The report also said that Brunei's Vision 2035 plan will continue to diversify its economy. The sultanate's longstanding efforts to diversify its economy saw some progress in 2023.

In terms of agricultural exports, with a reliable halal certification system, the country has signed a halal food trade facilitation agreement with Sabah, Malaysia. In addition, the country exported its first batch of local food products to Singapore in September. Brunei is also investing to take advantage of its proximity to many offshore oil fields and turn it into a ship dismantling and repair centre.

The demand for maintenance and disposal of related facilities in Southeast Asia is expected to grow in the coming years. Investment in the Great Morra shipyard through a public-private partnership began in 2022 and is expected to be completed in 2025. If successful, the integrated storage yard project is expected to bring more employment and income opportunities, the report said. This should help reduce the oil and gas sector's share of GDP, which is currently about 50 per cent.
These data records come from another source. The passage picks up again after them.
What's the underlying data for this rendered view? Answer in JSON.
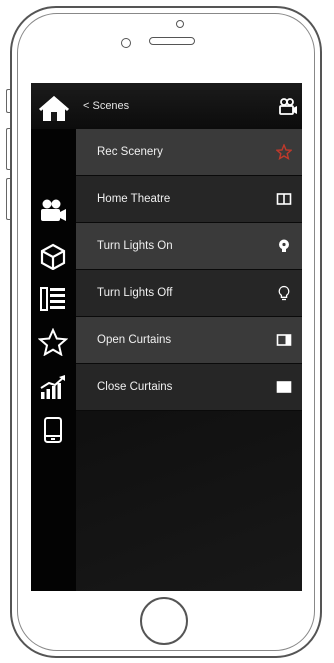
{
  "header": {
    "back_label": "< Scenes"
  },
  "sidebar": {
    "icons": [
      "home-icon",
      "scene-camera-icon",
      "cube-icon",
      "devices-list-icon",
      "star-icon",
      "stats-chart-icon",
      "tablet-icon"
    ]
  },
  "scenes": [
    {
      "label": "Rec Scenery",
      "icon": "star-outline-icon"
    },
    {
      "label": "Home Theatre",
      "icon": "book-icon"
    },
    {
      "label": "Turn Lights On",
      "icon": "lightbulb-on-icon"
    },
    {
      "label": "Turn Lights Off",
      "icon": "lightbulb-off-icon"
    },
    {
      "label": "Open Curtains",
      "icon": "curtain-open-icon"
    },
    {
      "label": "Close Curtains",
      "icon": "curtain-closed-icon"
    }
  ],
  "colors": {
    "screen_bg": "#0b0b0b",
    "row_dark": "#262626",
    "row_light": "#3a3a3a",
    "text": "#f0f0f0",
    "star_accent": "#c0392b"
  }
}
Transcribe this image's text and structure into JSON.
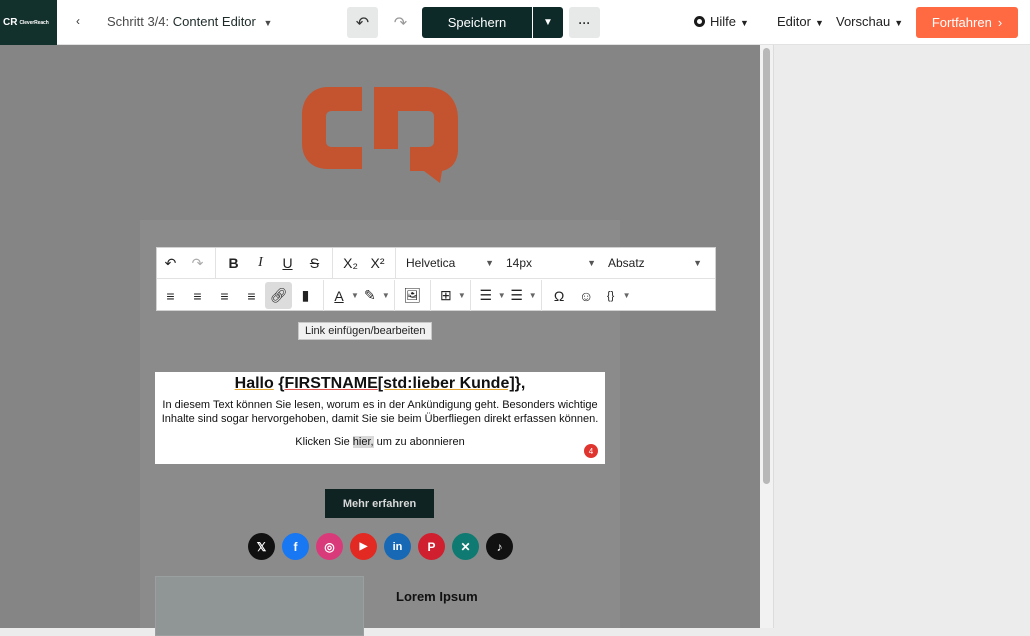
{
  "brand": {
    "name": "CleverReach",
    "mark": "CR"
  },
  "header": {
    "back_glyph": "‹",
    "step_prefix": "Schritt 3/4:",
    "step_title": "Content Editor",
    "undo_glyph": "↶",
    "redo_glyph": "↷",
    "save_label": "Speichern",
    "more_glyph": "···",
    "nav": {
      "help": "Hilfe",
      "editor": "Editor",
      "preview": "Vorschau"
    },
    "continue_label": "Fortfahren"
  },
  "toolbar": {
    "font_family": "Helvetica",
    "font_size": "14px",
    "block_format": "Absatz",
    "link_tooltip": "Link einfügen/bearbeiten",
    "tokens_glyph": "{}"
  },
  "content": {
    "greeting": "Hallo",
    "placeholder_open": "{",
    "placeholder_name": "FIRSTNAME",
    "placeholder_default": "[std:lieber Kunde]",
    "placeholder_close": "},",
    "body_line1": "In diesem Text können Sie lesen, worum es in der Ankündigung geht. Besonders wichtige",
    "body_line2": "Inhalte sind sogar hervorgehoben, damit Sie sie beim Überfliegen direkt erfassen können.",
    "link_pre": "Klicken Sie",
    "link_word": "hier,",
    "link_post": "um zu abonnieren",
    "badge_count": "4",
    "more_button": "Mehr erfahren",
    "lorem_heading": "Lorem Ipsum"
  },
  "socials": [
    {
      "name": "x",
      "glyph": "𝕏",
      "color": "#111111"
    },
    {
      "name": "facebook",
      "glyph": "f",
      "color": "#1877f2"
    },
    {
      "name": "instagram",
      "glyph": "◎",
      "color": "#d93b7a"
    },
    {
      "name": "youtube",
      "glyph": "▶",
      "color": "#e22a22"
    },
    {
      "name": "linkedin",
      "glyph": "in",
      "color": "#1769b5"
    },
    {
      "name": "pinterest",
      "glyph": "P",
      "color": "#d01f2f"
    },
    {
      "name": "xing",
      "glyph": "✕",
      "color": "#0f7a72"
    },
    {
      "name": "tiktok",
      "glyph": "♪",
      "color": "#111111"
    }
  ],
  "colors": {
    "accent": "#ff6a43",
    "dark": "#0d2a28",
    "logo": "#c44a2a"
  }
}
Growth prospects depend largely on a recovery in oil and gas production. Risks are skewed to the downside. Limited private investment in maintenance and renewal in previous years could reduce the operating rate of production facilities, thereby reducing the future output of the oil and gas industry.

The government recognises that heightened geopolitical tensions pose a downside risk to economic growth and an upside risk to inflation, as it could depress oil prices due to weak global demand and increase production costs due to supply chain disruptions. However, the rise in international energy prices, if more sustained than currently expected, will be a driving force for the country's trade and fiscal balance over the forecast period.